Know any other daughters of famous people who attended the best schools and got handed wonderful jobs?
Sure you do.
Ivanka Trump.
Trump attended the Chapin School in Manhattan until she was 15, when she transferred to Choate Rosemary Hall in Wallingford, Conn.
After graduating from Choate, she attended Georgetown University for two years, then transferred to the Wharton Business School at the University of Pennsylvania, from which she graduated cum laude with a bachelor's degree in economics in 2004.
Ivanka is bilingual, speaking English and French, and has an basic knowledge of her mother's native language of Czech.
Before joining the family business in 2005, she briefly worked for Forest City Enterprises. She formed a partnership with a diamond vendor, Dynamic Diamond Corp., to create Ivanka Trump Fine Jewelry, which was sold at her first flagship retail store on Madison Avenue in Manhattan.
The store later moved to the fashionable Soho district.
That store closed and the company lists Trump tower as its flagship boutique and it’s only retail store. The brand also is available at fine jewelry stores in the U.S., Canada, Bahrain, Kuwait, Qatar, Saudi Arabia and the United Arab Emirates, the company states.
She has her own line of fashion items, including clothes, handbags, shoes and accessories, which is available in major U.S. department stores.
She also served as executive vice president of development and acquisitions at the Trump Organization, stepping down this year to take a position in her father’s administration.
So how is she portrayed in the media?
Virtually every headline you see is pejorative.

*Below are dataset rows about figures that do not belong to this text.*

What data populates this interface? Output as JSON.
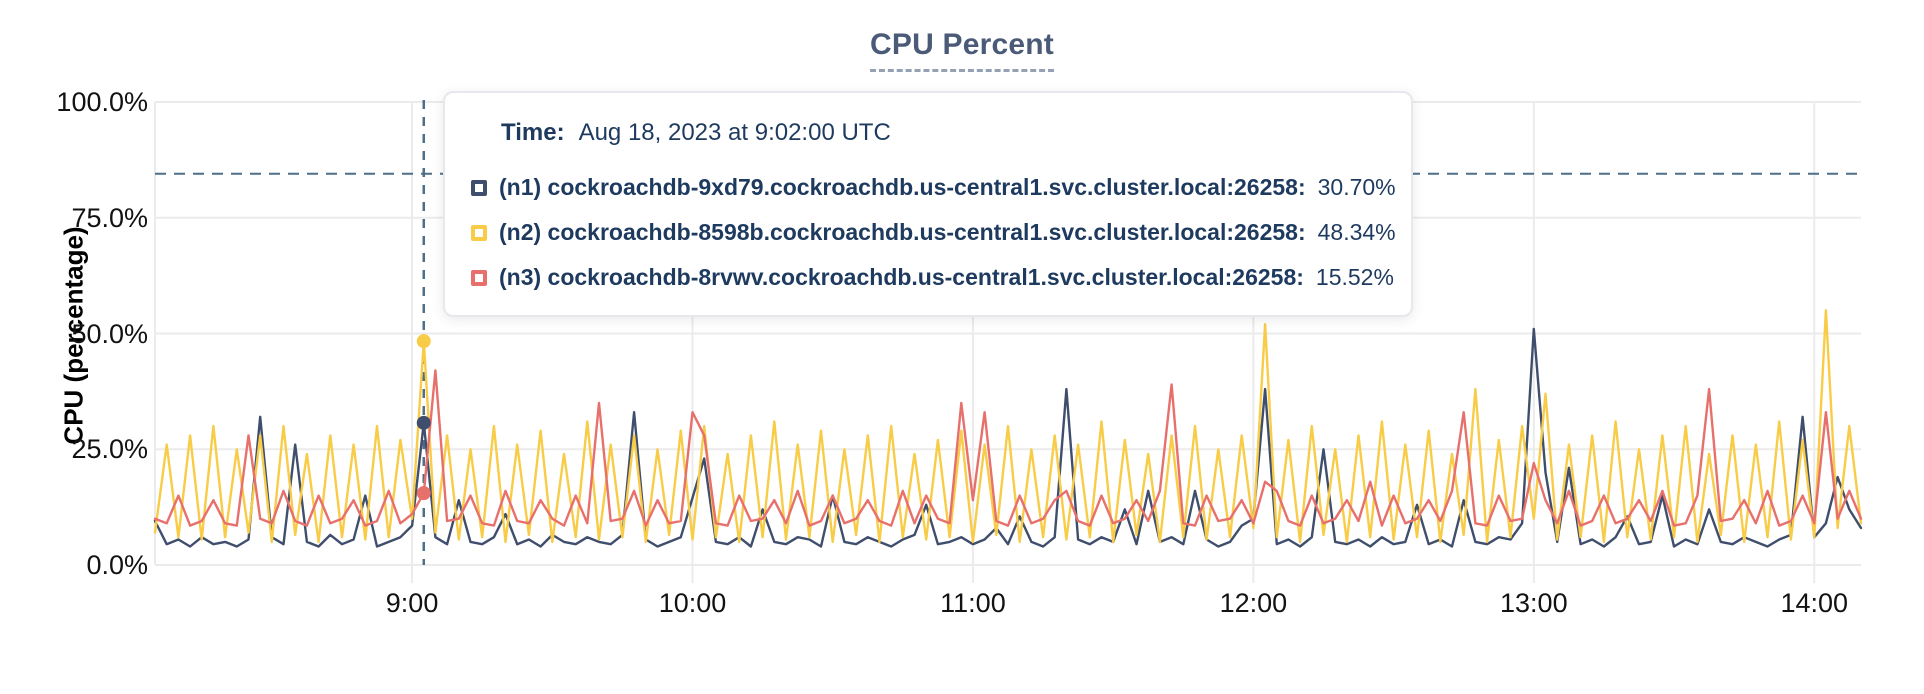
{
  "title": "CPU Percent",
  "y_axis_label": "CPU (percentage)",
  "tooltip": {
    "time_label": "Time:",
    "time_value": "Aug 18, 2023 at 9:02:00 UTC",
    "rows": [
      {
        "label": "(n1) cockroachdb-9xd79.cockroachdb.us-central1.svc.cluster.local:26258:",
        "value": "30.70%",
        "color": "#3F4E6C"
      },
      {
        "label": "(n2) cockroachdb-8598b.cockroachdb.us-central1.svc.cluster.local:26258:",
        "value": "48.34%",
        "color": "#F8CC47"
      },
      {
        "label": "(n3) cockroachdb-8rvwv.cockroachdb.us-central1.svc.cluster.local:26258:",
        "value": "15.52%",
        "color": "#E8706C"
      }
    ]
  },
  "chart_data": {
    "type": "line",
    "title": "CPU Percent",
    "xlabel": "",
    "ylabel": "CPU (percentage)",
    "ylim": [
      0,
      100
    ],
    "grid": true,
    "y_ticks": [
      {
        "value": 100,
        "label": "100.0%"
      },
      {
        "value": 75,
        "label": "75.0%"
      },
      {
        "value": 50,
        "label": "50.0%"
      },
      {
        "value": 25,
        "label": "25.0%"
      },
      {
        "value": 0,
        "label": "0.0%"
      }
    ],
    "x_ticks": [
      {
        "t": 540,
        "label": "9:00"
      },
      {
        "t": 600,
        "label": "10:00"
      },
      {
        "t": 660,
        "label": "11:00"
      },
      {
        "t": 720,
        "label": "12:00"
      },
      {
        "t": 780,
        "label": "13:00"
      },
      {
        "t": 840,
        "label": "14:00"
      }
    ],
    "x_start_min": 485,
    "x_end_min": 850,
    "x_step_min": 2.5,
    "hover": {
      "index": 23,
      "t": 542.5,
      "time": "9:02:00 UTC"
    },
    "threshold_line": {
      "value": 84.5,
      "color": "#4F6F88",
      "style": "dashed"
    },
    "crosshair_color": "#4F6F88",
    "grid_color": "#EBEBEB",
    "series": [
      {
        "name": "(n1) cockroachdb-9xd79.cockroachdb.us-central1.svc.cluster.local:26258",
        "color": "#3F4E6C",
        "hover_value": 30.7,
        "values": [
          9.5,
          4.5,
          5.5,
          4,
          6,
          4.5,
          5,
          4,
          5.5,
          32,
          6,
          4.5,
          26,
          5,
          4,
          6.5,
          4.5,
          5.5,
          15,
          4,
          5,
          6,
          8.5,
          30.7,
          6,
          4.5,
          14,
          5,
          4.5,
          6,
          11,
          4.5,
          5.5,
          4,
          6.5,
          5,
          4.5,
          6,
          5,
          4.5,
          6.5,
          33,
          5.5,
          4,
          5,
          6,
          14.5,
          23,
          5,
          4.5,
          6,
          4,
          12,
          5,
          4.5,
          6,
          5.5,
          4,
          15,
          5,
          4.5,
          6,
          5,
          4,
          5.5,
          6.5,
          13,
          4.5,
          5,
          6,
          4.5,
          5.5,
          8,
          4.5,
          10.5,
          5,
          4,
          6,
          38,
          5.5,
          4.5,
          6,
          5,
          12,
          4.5,
          16,
          5,
          6,
          4.5,
          16,
          5.5,
          4,
          5,
          8.5,
          10,
          38,
          4.5,
          5.5,
          4,
          6,
          25,
          5,
          4.5,
          5.5,
          4,
          6,
          4.5,
          5,
          13,
          4.5,
          5.5,
          4,
          14,
          5,
          4.5,
          6,
          5.5,
          9,
          51,
          20,
          5,
          21,
          4.5,
          5.5,
          4,
          6,
          10.5,
          4.5,
          5,
          15,
          4,
          5.5,
          4.5,
          12,
          5,
          4.5,
          6,
          5,
          4,
          5.5,
          6.5,
          32,
          6,
          9,
          19,
          12,
          8
        ]
      },
      {
        "name": "(n2) cockroachdb-8598b.cockroachdb.us-central1.svc.cluster.local:26258",
        "color": "#F8CC47",
        "hover_value": 48.34,
        "values": [
          7,
          26,
          6,
          28,
          5.5,
          30,
          6,
          25,
          7,
          28,
          5,
          30,
          6.5,
          24,
          5,
          28,
          6,
          26,
          5.5,
          30,
          6,
          27,
          10,
          48.34,
          7,
          28,
          5.5,
          25,
          6,
          30,
          5,
          26,
          6.5,
          29,
          5,
          24,
          6,
          31,
          5.5,
          26,
          6,
          28,
          5,
          25,
          6.5,
          29,
          5.5,
          30,
          6,
          24,
          5,
          28,
          6,
          31,
          5.5,
          26,
          6,
          29,
          5,
          25,
          6.5,
          28,
          5,
          30,
          6,
          24,
          5.5,
          27,
          6,
          29,
          5,
          26,
          6.5,
          30,
          5,
          25,
          6,
          28,
          5.5,
          26,
          6,
          31,
          5,
          27,
          6.5,
          24,
          5,
          28,
          6,
          30,
          5.5,
          25,
          6,
          28,
          8,
          52,
          6,
          27,
          5,
          30,
          6.5,
          25,
          5,
          28,
          6,
          31,
          5.5,
          26,
          6,
          29,
          5,
          24,
          6.5,
          38,
          5,
          27,
          6,
          30,
          10,
          37,
          5.5,
          26,
          6,
          28,
          5,
          31,
          6,
          25,
          5.5,
          28,
          6,
          30,
          5,
          24,
          6.5,
          28,
          5,
          26,
          6,
          31,
          5.5,
          27,
          6,
          55,
          8,
          30,
          9
        ]
      },
      {
        "name": "(n3) cockroachdb-8rvwv.cockroachdb.us-central1.svc.cluster.local:26258",
        "color": "#E8706C",
        "hover_value": 15.52,
        "values": [
          10,
          9,
          15,
          8.5,
          9.5,
          14,
          9,
          8.5,
          28,
          10,
          9,
          16,
          9.5,
          8.5,
          15,
          9,
          10,
          14,
          8.5,
          9.5,
          16,
          9,
          11,
          15.52,
          42,
          9.5,
          10,
          15,
          9,
          8.5,
          16,
          9.5,
          9,
          14,
          10,
          8.5,
          15,
          9,
          35,
          9.5,
          10,
          16,
          8.5,
          14,
          9,
          9.5,
          33,
          28,
          9,
          8.5,
          15,
          9.5,
          10,
          14,
          9,
          16,
          8.5,
          9.5,
          15,
          9,
          10,
          14,
          9.5,
          8.5,
          16,
          9,
          15,
          10,
          9,
          35,
          14,
          33,
          9.5,
          8.5,
          15,
          9,
          10,
          14,
          16,
          9.5,
          8.5,
          15,
          9,
          10,
          14,
          9.5,
          16,
          39,
          9,
          8.5,
          15,
          9.5,
          10,
          14,
          9,
          18,
          16,
          9.5,
          8.5,
          15,
          9,
          10,
          14,
          9.5,
          18,
          8.5,
          15,
          9,
          10,
          14,
          9.5,
          16,
          33,
          9,
          8.5,
          15,
          9.5,
          10,
          22,
          14,
          9,
          16,
          8.5,
          9.5,
          15,
          9,
          10,
          14,
          9.5,
          16,
          8.5,
          9,
          15,
          38,
          9.5,
          10,
          14,
          9,
          16,
          8.5,
          9.5,
          15,
          9,
          33,
          10,
          16,
          10
        ]
      }
    ]
  }
}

CNN: Jared Kushner, Ivanka Trump hit the slopes again.
Chicago Tribune: Retailers grapple with polarizing Ivanka Trump brand.
AOL: Queer chef refuses to be interviewed by Ivanka Trump's website, issues the perfect rejection of Ivanka Trump’s lifestyle brand.
Huffpo: Ivanka Trump's Eyes Seem To Be Changing Color, And This Is Probably Why – and – Librarians School Ivanka Trump After Tone-Deaf Tweet.
Washington Post: Ivanka Trump and the Cult of the First Daughter.
Daily Beast: Ivanka Preaches Organic, Silent While Dad OKs Toxic Pesticide.
She was skewered on “Saturday Night Live” by Scarlet Johansson, who later characterized Ivanka’s take on empowering women as “old-fashioned, it’s so uninspired and actually really cowardly.”
Never mind that Ivanka has worked to push females in entrepreneurial roles and has urged a national child-care initiative. The media focuses only on the fact that her father wants to cut Planned Parenthood funding. This, of course means Ivanka – by association – is part of the war on women.
Chelsea is a proponent of the Alliance for a Healthier Generation. Has anybody bushwhacked her with a question about her father’s well-documented penchant for fast food? Of course not. Chelsea also speaks out against sexism. Anybody asking her about pop’s record on that issue?
And now that Ivanka has started hanging out at the White House, every bit of business she conducts is scrutinized as a potential conflict of interest – which, frankly, it may well be.
That’s fair.
The trouble is, none of that scrutiny was heaped on Chelsea when she was helping run the Clinton Foundation while campaigning for her mother. Conflict? What conflict?
And you know the weirdest thing about all this? Ivanka is a registered Democrat.